I'm trying to implement a search system in which I need to use Edge NGRAM Tokenizer. Settings for creating an index are shown below. I have used same tokenizer for both documents and search query. (Documents are in Perisan language)
PUT /test
{
"settings": {
"analysis": {
"analyzer": {
"autocomplete": {
"tokenizer": "autocomplete",
"filter": [
"lowercase"
]
},
"autocomplete_search": {
"tokenizer": "autocomplete"
}
},
"tokenizer": {
"autocomplete": {
"type": "edge-ngram",
"min_gram": 2,
"max_gram": 10,
"token_chars": [
"letter"
]
}
}
}
},
"mappings": {
"_doc": {
"properties": {
"title": {
"type": "text",
"analyzer": "autocomplete",
"search_analyzer": "autocomplete_search"
}
}
}
}
}
The problem shows up when I get 0 hits (results) from searching term 'آلمانی' in docs while I have a doc with data : 'آلمان خوب است'.

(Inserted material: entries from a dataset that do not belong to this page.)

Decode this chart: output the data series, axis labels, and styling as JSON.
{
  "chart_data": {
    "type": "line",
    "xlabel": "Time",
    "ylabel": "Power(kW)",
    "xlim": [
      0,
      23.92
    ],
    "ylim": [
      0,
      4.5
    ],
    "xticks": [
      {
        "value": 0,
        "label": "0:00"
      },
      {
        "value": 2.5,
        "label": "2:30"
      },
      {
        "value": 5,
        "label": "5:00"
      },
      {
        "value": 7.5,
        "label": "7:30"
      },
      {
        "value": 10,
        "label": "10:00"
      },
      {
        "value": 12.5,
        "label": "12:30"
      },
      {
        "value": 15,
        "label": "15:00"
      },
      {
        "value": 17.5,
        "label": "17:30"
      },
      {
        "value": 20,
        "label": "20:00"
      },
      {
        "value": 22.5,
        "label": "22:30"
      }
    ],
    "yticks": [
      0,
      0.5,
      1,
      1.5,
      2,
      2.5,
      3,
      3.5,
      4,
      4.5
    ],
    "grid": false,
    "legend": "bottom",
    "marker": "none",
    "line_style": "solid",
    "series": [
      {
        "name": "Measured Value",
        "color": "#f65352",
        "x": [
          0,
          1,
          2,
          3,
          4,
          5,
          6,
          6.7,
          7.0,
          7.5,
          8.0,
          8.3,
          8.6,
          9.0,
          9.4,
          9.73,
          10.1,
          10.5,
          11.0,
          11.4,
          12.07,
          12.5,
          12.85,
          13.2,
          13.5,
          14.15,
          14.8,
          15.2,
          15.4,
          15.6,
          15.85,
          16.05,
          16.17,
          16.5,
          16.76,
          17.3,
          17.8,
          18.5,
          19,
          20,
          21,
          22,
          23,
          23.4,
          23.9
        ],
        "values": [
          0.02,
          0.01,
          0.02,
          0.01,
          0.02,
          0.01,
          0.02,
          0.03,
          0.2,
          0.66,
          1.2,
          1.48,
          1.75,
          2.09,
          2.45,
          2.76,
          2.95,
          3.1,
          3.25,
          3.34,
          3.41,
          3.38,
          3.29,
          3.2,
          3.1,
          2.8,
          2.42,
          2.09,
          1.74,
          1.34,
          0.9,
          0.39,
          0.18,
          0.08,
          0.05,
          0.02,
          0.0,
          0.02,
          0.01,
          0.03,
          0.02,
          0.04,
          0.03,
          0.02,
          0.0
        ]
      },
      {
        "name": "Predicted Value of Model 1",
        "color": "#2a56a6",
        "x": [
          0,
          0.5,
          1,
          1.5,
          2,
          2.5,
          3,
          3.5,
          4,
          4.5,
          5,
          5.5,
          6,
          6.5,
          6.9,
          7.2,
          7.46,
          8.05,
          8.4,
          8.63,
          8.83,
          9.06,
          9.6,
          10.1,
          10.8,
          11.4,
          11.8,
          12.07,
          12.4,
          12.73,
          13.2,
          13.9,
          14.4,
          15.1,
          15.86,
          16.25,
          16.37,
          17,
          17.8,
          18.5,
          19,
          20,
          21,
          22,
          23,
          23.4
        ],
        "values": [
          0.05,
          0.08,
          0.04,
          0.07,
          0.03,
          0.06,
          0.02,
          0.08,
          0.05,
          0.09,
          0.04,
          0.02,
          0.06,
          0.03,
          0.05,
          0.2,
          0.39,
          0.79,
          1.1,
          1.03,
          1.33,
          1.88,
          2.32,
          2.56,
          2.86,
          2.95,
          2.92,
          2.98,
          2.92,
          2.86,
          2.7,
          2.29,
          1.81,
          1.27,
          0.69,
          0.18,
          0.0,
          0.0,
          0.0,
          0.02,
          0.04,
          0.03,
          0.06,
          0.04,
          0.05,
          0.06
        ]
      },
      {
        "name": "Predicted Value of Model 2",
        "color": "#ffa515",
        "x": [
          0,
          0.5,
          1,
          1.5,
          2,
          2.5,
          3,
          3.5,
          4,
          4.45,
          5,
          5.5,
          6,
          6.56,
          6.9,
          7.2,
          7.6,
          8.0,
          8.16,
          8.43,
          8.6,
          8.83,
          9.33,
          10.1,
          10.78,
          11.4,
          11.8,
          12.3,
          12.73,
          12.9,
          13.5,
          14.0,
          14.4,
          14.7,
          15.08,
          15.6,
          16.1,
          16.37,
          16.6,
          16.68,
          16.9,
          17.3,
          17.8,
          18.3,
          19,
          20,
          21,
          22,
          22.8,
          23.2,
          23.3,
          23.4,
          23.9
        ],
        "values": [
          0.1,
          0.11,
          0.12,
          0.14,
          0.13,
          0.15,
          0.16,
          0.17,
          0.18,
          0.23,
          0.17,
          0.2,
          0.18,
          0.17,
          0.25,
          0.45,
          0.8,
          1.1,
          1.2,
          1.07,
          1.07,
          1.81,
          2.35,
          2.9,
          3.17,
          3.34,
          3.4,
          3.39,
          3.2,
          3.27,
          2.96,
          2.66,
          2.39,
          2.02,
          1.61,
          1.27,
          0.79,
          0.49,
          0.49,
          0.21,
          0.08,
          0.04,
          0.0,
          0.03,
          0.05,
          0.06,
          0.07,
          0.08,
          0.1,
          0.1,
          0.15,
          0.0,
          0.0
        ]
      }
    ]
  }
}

As you can see the result for analyzing term 'آلمانی' shows that it generates token 'آلمان' and works properly.
{
"tokens" : [
{
"token" : "آ",
"start_offset" : 0,
"end_offset" : 6,
"type" : "<ALPHANUM>",
"position" : 0
},
{
"token" : "آل",
"start_offset" : 0,
"end_offset" : 6,
"type" : "<ALPHANUM>",
"position" : 0
},
{
"token" : "آلم",
"start_offset" : 0,
"end_offset" : 6,
"type" : "<ALPHANUM>",
"position" : 0
},
{
"token" : "آلما",
"start_offset" : 0,
"end_offset" : 6,
"type" : "<ALPHANUM>",
"position" : 0
},
{
"token" : "آلمان",
"start_offset" : 0,
"end_offset" : 6,
"type" : "<ALPHANUM>",
"position" : 0
},
{
"token" : "آلمانی",
"start_offset" : 0,
"end_offset" : 6,
"type" : "<ALPHANUM>",
"position" : 0
}
]
}
The searching query shown below gets 0 hits.
GET /test/_search
{
"query": {"match": {
"title": {"query": "آلمانی" , "operator": "and"}
}}
}
However searching term 'آلما' returns doc with data 'آلمان خوب است'. How can I fix this problem?
Your assistance would be greatly appreciated.
I found this DevTicks post by Ricardo Heck which solved my problem. enter the link for more detailed description
I changed my mapping setting like this:
"mappings": {
"_doc": {
"properties": {
"title": {
"type": "text",
"analyzer": "autocomplete",
"search_analyzer": "autocomplete_search",
"fields": {
"ngram": {
"type": "text",
"analyzer": "autocomplete"
}
}
}
}
}
}
And now I get doc "آلمان خوب است" by searching the term "آلمانی".